The researchers then analysed the association between the selected cytokines and metabolites and COVID-19 antibody levels in recovered patients. From the collected data, they concluded that the plasma concentration of the metabolite gly-pro had increased the most in the two recovered patient groups compared with the control group.
Overall, the levels of gly-pro in the recovered patient group with rapidly fading antibody levels were four times higher than the control group, while the levels of gly-pro in the recovered patient group with steady COVID-19 antibody levels were two-and-a-half times higher than the control group. Based on these results, the researchers investigated the relationship between COVID-19 antibody levels in recovered patients and gly-pro, as well as the producing enzyme of gly-pro which is named dipeptidyl peptidase-4 (DPP4).
Inhibiting gly-pro maintains steady antibody levels
The research team set up a four-week mouse model experiment to test the hypothesis that high gly-pro levels are associated with a rapid drop in COVID-19 antibody levels in recovered COVID-19 patients. Four groups of 12 mice were injected with the spike protein of the COVID-19 virus. The groups were then respectively treated with: (1) exogenous gly-pro; (2) an inhibitor that blocks the degradation of endogenous gly-pro; (3) exogenous gly-pro and a DPP4 inhibitor (Sitagliptin, which is also an anti-diabetic drug); and (4) saline.

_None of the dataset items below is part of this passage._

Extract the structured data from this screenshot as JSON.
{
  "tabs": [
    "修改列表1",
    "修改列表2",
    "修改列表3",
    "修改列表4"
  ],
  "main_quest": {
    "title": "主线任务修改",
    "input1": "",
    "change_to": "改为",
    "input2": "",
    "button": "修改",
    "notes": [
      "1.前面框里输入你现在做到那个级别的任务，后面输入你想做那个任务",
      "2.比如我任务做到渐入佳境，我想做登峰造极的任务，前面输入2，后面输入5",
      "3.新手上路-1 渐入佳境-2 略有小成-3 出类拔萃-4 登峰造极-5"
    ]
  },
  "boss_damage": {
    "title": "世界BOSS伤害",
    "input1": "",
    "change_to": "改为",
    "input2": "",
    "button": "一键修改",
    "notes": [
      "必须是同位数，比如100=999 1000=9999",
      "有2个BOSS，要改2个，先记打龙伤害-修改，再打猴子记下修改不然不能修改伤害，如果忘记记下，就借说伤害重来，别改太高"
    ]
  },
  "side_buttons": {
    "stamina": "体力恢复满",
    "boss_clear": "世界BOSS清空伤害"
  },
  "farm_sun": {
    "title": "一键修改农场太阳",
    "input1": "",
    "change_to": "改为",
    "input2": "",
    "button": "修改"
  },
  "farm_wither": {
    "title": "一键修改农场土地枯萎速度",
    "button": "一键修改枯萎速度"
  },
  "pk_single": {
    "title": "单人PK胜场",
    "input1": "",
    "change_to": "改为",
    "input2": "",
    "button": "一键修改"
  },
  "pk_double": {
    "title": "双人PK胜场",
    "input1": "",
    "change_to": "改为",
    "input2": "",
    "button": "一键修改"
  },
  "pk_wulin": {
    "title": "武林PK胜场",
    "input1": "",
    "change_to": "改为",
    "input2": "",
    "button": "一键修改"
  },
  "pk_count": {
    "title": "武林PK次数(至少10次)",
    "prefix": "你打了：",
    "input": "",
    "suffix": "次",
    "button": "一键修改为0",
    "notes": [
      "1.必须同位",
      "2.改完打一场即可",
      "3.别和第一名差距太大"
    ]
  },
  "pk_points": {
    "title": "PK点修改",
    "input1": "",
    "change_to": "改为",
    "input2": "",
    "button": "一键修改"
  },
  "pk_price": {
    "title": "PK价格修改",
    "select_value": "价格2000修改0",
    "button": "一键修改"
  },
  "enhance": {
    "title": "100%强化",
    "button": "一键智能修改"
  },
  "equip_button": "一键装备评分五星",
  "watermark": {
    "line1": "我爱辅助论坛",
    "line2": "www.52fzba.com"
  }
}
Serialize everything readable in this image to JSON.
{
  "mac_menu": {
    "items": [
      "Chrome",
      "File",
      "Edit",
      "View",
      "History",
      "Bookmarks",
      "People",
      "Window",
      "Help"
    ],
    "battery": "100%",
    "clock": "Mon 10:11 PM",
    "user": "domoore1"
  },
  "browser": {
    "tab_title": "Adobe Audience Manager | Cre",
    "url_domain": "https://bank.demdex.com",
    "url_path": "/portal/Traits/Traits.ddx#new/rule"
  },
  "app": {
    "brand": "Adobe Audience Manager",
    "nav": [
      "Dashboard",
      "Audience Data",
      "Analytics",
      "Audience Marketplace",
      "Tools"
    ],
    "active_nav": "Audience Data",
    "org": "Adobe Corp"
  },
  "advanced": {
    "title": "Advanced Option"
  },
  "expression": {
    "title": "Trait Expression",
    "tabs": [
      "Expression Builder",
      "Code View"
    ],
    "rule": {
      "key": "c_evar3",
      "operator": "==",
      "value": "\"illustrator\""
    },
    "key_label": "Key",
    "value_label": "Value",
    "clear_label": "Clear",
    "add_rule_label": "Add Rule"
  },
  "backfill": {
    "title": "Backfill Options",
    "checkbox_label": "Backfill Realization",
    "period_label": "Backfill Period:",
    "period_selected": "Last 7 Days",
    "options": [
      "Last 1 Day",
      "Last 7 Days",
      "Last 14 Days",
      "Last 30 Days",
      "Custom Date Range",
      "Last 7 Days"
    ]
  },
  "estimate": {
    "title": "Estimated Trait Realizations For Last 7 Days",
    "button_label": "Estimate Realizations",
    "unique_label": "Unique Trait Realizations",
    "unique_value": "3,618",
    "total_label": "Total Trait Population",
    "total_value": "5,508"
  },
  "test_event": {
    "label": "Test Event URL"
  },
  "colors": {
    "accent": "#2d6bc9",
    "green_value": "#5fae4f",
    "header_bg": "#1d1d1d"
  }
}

The serum COVID-19 antibody levels in all groups were similar in the first week of the experiment. The antibody levels of the mice in the first group declined after the second week, suggesting that increased gly-pro levels are associated with a decline in COVID-19 antibody levels. The antibody levels of the mice in the second group, who had relatively steady gly-pro levels, also began to decline in the third week. The slower decline in antibody levels in the second group of mice compared to the first group shows that varying amounts of gly-pro are associated with the amount of time a steady antibody level can be maintained.
Meanwhile, the antibody levels of the mice in the third group remained stable throughout the experiment. This shows that when the activities of DPP4 are inhibited, the negative effects of gly-pro can be neutralised, and a steady level of COVID-19 antibodies can be maintained.
New insights for therapeutic and disease control strategies
Professor Cai said: “Effective shield immunity for a community against the spread of COVID-19 is highly dependent on the maintenance of steady antibody levels in individuals. Our experimental results suggest that DPP4 inhibitors can effectively maintain steady antibody levels in COVID-19-infected mice. As a result, our study offers important insights into how we can develop a similar medical approach to maintain COVID-19 antibody levels in humans, which will contribute to the global fight against the pandemic.”
Dr Yang said: “Further studies based on our research findings are warranted to explore the potential in other areas of therapeutic and disease control, especially in terms of other applications. For example, novel strategies may be developed to enhance the efficiency of vaccination in boosting antibody levels in humans, particularly in diabetic patients, a well-known high-risk population for COVID-19.”